Diabetes: Also known as diabetes mellitus. Generic term for a group of diseases with abnormally high levels of glucose in the blood. In type 1 diabetes (10% of cases) the body doesn’t produce any insulin (the hormone that helps glucose enter the cells where it will be burnt to release its energy), whereas in type 2 (90% of cases) the cells don’t respond to insulin properly. High blood sugar levels cause a variety of complications such as glaucoma, cataract, skin ulcers, heart disease, high blood pressure, stroke and kidney failure to name just a few.

Hepatitis: Inflammation of the liver caused by a variety in causes, most commonly viruses (hepatitis A, B, C), chronic excessive alcohol intake, and prescription and recreational drugs. Acute hepatitis can be fatal, heal on its own or take a chronic turn. Chronic hepatitis is often subclinical in presentation with few or no symptoms at all, but more often than not leads to scar formation (fibrosis) or chronic liver failure (cirrhosis) that cannot be cured unless the patients receive a liver transplant. Chronic hepatitis also increases the risk for developing liver cancer.

Obesity: The Body Mass Index (BMI) is used to classify people based on body weight and height into underweight, (BMI below 20) normal body weight (BMI between 20 and 25), overweight (BMI between 25 and 30) and obese (BMI above 30).

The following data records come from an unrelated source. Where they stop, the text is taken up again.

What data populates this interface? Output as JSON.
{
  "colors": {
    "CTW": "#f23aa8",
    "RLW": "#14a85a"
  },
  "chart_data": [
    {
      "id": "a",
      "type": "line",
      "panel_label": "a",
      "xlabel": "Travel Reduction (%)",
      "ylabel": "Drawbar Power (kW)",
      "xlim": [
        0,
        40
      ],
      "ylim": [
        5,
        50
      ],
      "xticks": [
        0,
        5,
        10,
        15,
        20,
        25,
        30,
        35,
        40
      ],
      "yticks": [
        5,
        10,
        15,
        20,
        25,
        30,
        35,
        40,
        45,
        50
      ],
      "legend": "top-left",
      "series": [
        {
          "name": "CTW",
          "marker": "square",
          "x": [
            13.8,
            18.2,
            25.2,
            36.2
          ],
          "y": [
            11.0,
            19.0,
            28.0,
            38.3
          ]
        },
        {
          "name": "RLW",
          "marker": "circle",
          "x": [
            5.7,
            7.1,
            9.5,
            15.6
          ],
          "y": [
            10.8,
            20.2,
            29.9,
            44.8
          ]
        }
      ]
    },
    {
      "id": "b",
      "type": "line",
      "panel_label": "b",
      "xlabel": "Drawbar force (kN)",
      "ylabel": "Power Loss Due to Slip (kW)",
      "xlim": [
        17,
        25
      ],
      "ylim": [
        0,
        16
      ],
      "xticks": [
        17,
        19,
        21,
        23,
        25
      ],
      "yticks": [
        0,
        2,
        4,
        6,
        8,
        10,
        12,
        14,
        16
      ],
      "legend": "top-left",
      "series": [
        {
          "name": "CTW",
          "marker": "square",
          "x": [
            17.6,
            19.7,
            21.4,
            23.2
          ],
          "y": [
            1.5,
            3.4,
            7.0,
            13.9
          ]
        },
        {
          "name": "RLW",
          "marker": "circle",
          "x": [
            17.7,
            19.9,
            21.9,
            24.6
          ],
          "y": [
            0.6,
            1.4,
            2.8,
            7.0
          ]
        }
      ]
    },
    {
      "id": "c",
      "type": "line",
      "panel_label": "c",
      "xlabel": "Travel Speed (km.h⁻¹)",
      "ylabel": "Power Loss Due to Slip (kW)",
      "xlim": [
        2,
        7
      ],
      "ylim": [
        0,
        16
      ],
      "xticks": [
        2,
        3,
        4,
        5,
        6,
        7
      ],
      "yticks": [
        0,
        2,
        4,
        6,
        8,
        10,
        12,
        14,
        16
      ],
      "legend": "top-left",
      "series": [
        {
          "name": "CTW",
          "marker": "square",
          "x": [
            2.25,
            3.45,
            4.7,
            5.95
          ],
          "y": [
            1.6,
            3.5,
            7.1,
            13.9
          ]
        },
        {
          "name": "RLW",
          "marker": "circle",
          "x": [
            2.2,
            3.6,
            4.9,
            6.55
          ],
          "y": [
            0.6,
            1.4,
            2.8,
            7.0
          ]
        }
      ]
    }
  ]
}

Even though those ranges aren’t a law of nature and may be changed depending on future research, we still know that the heavier people get the more likely they are to develop diseases of the cardiovascular system, diabetes mellitus type II, and osteoarthritis. Currently approximately 1/3 of Americans are of normal weight, 1/3 is overweight, and 1/3 is considered obese.

Hypertension: Also known as high blood pressure. A blood pressure of 140/90 or above at rest is considered as hypertension. There are some known risk factors that increase people’s chances of getting high blood pressure, such as obesity, too much salt in the body, smoking, and lack of exercise. However, 85% of all people with high blood pressure have no known risk factor or underlying cause and the disease cannot be cured only modified. High blood pressure doesn’t cause symptoms for most patients for many years, which explains why it goes often undiagnosed for a long time. Untreated high blood pressure can lead to heart attack, stroke, blindness, and kidney failure

Holistic medicine: A system of alternative healthcare that considers the whole person, body, mind, and spirit, instead of focusing on physical symptoms only. There is, however, no consensus what holistic medicine actually is and does. For some practitioners it is the combination of mainstream medicine with traditional medicine and herbal remedies, for others the focus is more on working with the mind, spirit and emotions of the patients.